I sat downstairs in the kitchen while Nico discussed it with Francesca, bracing myself for raised voices. But when Francesca came down, she leant shyly against the doorjamb.

‘When you’ve got your sewing room finished, I was wondering if you could make me a dress for the end of year party? If you want, that is.’

I wanted to leap off my chair and promise to make fifty-five dresses, each in a different colour. The opportunity to do something we could discuss together, that wasn’t Nico manufacturing a ‘And now you will get to know Maggie’ occasion, filled me with hope for the future that I couldn’t have predicted even two weeks ago.



When Saturday rolled around, Massimo and Sandro invited Sam to the park with them. He’d settled in very well to having an extended family. In fact, for two pins, he’d probably move into Massimo’s house, with the double lure of football and Lupo. I wasn’t sure how keen he’d be on living with Lara though. She was what my mum would call ‘dour’, endlessly looking like she was waiting for rain to come bucketing down despite a cloudless sky. Massimo seemed to adore her though, always putting his arm round her and saying, ‘I do love you’ if she even brought him a cup of tea.
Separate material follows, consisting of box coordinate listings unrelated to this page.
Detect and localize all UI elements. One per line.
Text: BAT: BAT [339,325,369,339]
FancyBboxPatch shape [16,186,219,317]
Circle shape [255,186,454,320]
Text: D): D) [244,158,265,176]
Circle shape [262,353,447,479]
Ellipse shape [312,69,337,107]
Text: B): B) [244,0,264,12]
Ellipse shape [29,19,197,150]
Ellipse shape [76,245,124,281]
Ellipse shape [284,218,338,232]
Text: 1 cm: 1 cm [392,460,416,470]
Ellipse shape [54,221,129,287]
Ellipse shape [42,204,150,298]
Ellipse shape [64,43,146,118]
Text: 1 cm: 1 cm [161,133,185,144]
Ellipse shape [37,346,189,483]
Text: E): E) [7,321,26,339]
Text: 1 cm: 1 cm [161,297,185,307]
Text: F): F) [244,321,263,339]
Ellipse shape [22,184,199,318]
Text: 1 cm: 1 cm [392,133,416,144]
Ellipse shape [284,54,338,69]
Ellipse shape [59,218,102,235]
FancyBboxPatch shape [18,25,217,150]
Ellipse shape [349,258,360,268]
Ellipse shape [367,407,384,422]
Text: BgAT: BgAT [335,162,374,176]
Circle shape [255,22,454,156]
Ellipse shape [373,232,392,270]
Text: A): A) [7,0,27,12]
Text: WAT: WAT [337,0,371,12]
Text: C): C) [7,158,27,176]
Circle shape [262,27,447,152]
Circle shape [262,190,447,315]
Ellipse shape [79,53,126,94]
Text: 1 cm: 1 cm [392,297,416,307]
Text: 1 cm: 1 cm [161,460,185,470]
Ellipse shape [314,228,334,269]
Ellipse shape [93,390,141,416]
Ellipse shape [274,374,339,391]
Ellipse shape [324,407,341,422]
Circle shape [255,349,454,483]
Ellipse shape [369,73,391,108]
As I watched Sandro scuffing along behind, trailing his hand along the top of walls, stopping to pick up a feather, I had a sneaking suspicion Massimo was enjoying having my football-mad Sam to indulge. Every time I saw them together, they were discussing players in the Premier League I’d never heard of. Nico wasn’t very blokey in that way, far more interested in Gardeners’ World than Sky Sports, so it was brilliant Massimo was genuinely interested, rather than just pretending like me. I tried not to think about how much Sam had missed out on by having Dean as a father who, apart from the occasional postcard, had never troubled us with his presence. To be fair though, Dean had never made any pretence about who he was: a jack of all trades, working on building sites just long enough to make enough money to take off to a straw hut on some exotic island for months at a time. He was always telling me, ‘Mags, you’re too serious. Live for today. As long as I’ve got a beer and a bit of sunshine, I’m king of the world.’ But it had still hurt when he’d walked out.
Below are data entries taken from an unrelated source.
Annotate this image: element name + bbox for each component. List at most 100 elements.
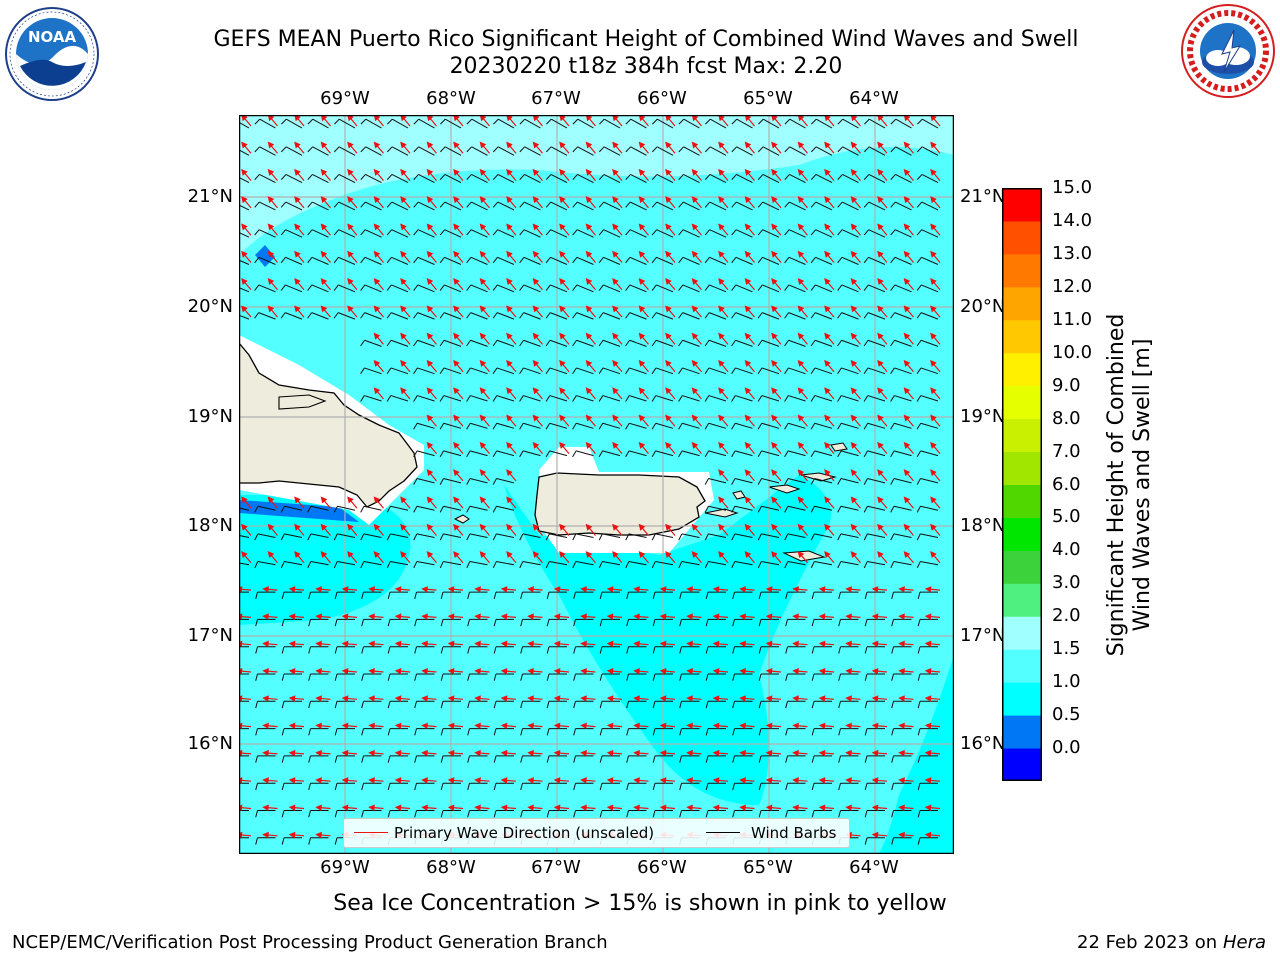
wave-arrow-head xyxy=(368,749,375,757)
wave-arrow-head xyxy=(447,586,455,593)
wave-arrow-head xyxy=(824,278,831,286)
wind-barb xyxy=(339,118,356,129)
wind-barb xyxy=(443,395,462,402)
wind-barb-flag xyxy=(705,728,709,736)
wave-arrow-head xyxy=(421,804,428,811)
wind-barb xyxy=(577,201,594,211)
wind-barb-flag xyxy=(917,673,921,681)
wave-arrow-head xyxy=(659,722,667,730)
wind-barb xyxy=(470,256,488,265)
wave-arrow-head xyxy=(665,141,672,149)
colorbar-segment xyxy=(1002,188,1042,222)
wave-arrow-head xyxy=(320,305,328,313)
wind-barb-flag xyxy=(811,755,815,763)
wind-barb-flag xyxy=(625,174,631,180)
wind-barb-flag xyxy=(546,701,550,709)
wave-arrow-head xyxy=(771,551,778,559)
wave-arrow-head xyxy=(267,305,275,313)
wind-barb-flag xyxy=(652,810,656,818)
wind-barb-flag xyxy=(837,174,843,180)
wave-arrow-head xyxy=(771,414,778,422)
wind-barb xyxy=(867,422,886,429)
wind-barb xyxy=(285,201,303,211)
wind-barb-flag xyxy=(758,783,762,791)
wave-arrow-head xyxy=(877,496,884,504)
wave-arrow-head xyxy=(421,777,428,784)
wave-arrow-head xyxy=(771,168,778,176)
wave-arrow-head xyxy=(797,523,805,531)
wind-barb-flag xyxy=(308,810,311,818)
wind-barb xyxy=(867,450,886,457)
wave-arrow-head xyxy=(585,223,593,231)
wind-barb-flag xyxy=(572,422,577,430)
wind-barb xyxy=(418,173,435,184)
wind-barb xyxy=(815,173,833,184)
wave-arrow-head xyxy=(903,278,911,286)
wind-barb-flag xyxy=(413,533,418,541)
wave-arrow-head xyxy=(426,387,434,395)
wind-barb-flag xyxy=(546,591,550,599)
wind-barb xyxy=(603,146,621,156)
wind-barb xyxy=(549,367,568,375)
wind-barb-flag xyxy=(652,728,656,736)
wind-barb xyxy=(603,201,621,211)
wind-barb-flag xyxy=(757,229,764,236)
wave-arrow-head xyxy=(771,523,778,531)
wind-barb-flag xyxy=(492,422,498,430)
wind-barb-flag xyxy=(678,533,683,541)
wind-barb-flag xyxy=(810,561,815,569)
wind-barb-flag xyxy=(837,312,843,319)
wind-barb-flag xyxy=(414,701,417,709)
wind-barb-flag xyxy=(784,422,789,430)
wind-barb-flag xyxy=(785,591,788,599)
wind-barb xyxy=(602,561,621,566)
wind-barb-flag xyxy=(678,118,685,125)
wind-barb-flag xyxy=(440,728,444,736)
wind-barb xyxy=(239,259,250,265)
wind-barb-flag xyxy=(652,673,656,681)
wind-barb xyxy=(338,146,356,156)
wind-barb xyxy=(444,229,462,238)
wind-barb xyxy=(655,367,674,375)
wave-arrow-head xyxy=(426,168,434,176)
wind-barb-flag xyxy=(732,591,735,599)
wave-arrow-head xyxy=(347,250,354,258)
wave-arrow-head xyxy=(771,223,778,231)
wind-barb-flag xyxy=(333,257,339,264)
wind-barb-flag xyxy=(413,312,419,319)
wind-barb-flag xyxy=(466,284,472,291)
wind-barb-flag xyxy=(519,229,525,236)
wind-barb xyxy=(258,229,276,238)
wind-barb xyxy=(788,395,806,402)
wind-barb xyxy=(338,284,356,293)
lon-label-bottom: 68°W xyxy=(426,857,476,878)
wave-arrow-head xyxy=(315,586,322,593)
wind-barb xyxy=(868,229,886,238)
wind-barb-flag xyxy=(361,646,364,654)
wind-barb-flag xyxy=(785,810,788,818)
wind-barb-flag xyxy=(863,201,870,208)
wind-barb-flag xyxy=(598,146,605,153)
wind-barb-flag xyxy=(678,174,684,180)
wave-arrow-head xyxy=(718,223,725,231)
wave-arrow-head xyxy=(400,168,407,176)
wind-barb-flag xyxy=(572,339,577,347)
wave-arrow-head xyxy=(924,804,932,811)
wave-arrow-head xyxy=(479,250,487,258)
wind-barb-flag xyxy=(732,755,735,763)
wave-arrow-head xyxy=(898,831,905,839)
wind-barb-flag xyxy=(757,339,763,347)
wind-barb-flag xyxy=(307,257,313,264)
wind-barb-flag xyxy=(731,257,737,264)
wind-barb xyxy=(816,118,833,129)
wind-barb xyxy=(920,395,939,402)
wind-barb-flag xyxy=(917,810,921,818)
wave-arrow-head xyxy=(262,667,269,675)
wind-barb xyxy=(630,146,647,156)
wind-barb-flag xyxy=(757,561,762,569)
wave-arrow-head xyxy=(267,523,275,531)
wind-barb xyxy=(762,173,780,184)
wind-barb-flag xyxy=(360,395,365,402)
wave-arrow-head xyxy=(712,613,720,620)
wind-barb xyxy=(257,561,276,566)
I consoled myself that although I’d picked a dud for his father, at least I’d found a great stepdad for Sam in the end.

And today – the day we’d set aside for ‘sorting the attic’ – Nico astonished me again with his kindness, less worried about how traumatic he’d find it and more concerned about how difficult it might be for me picking through his dead wife’s things. I hugged him. ‘We’ll get through it.’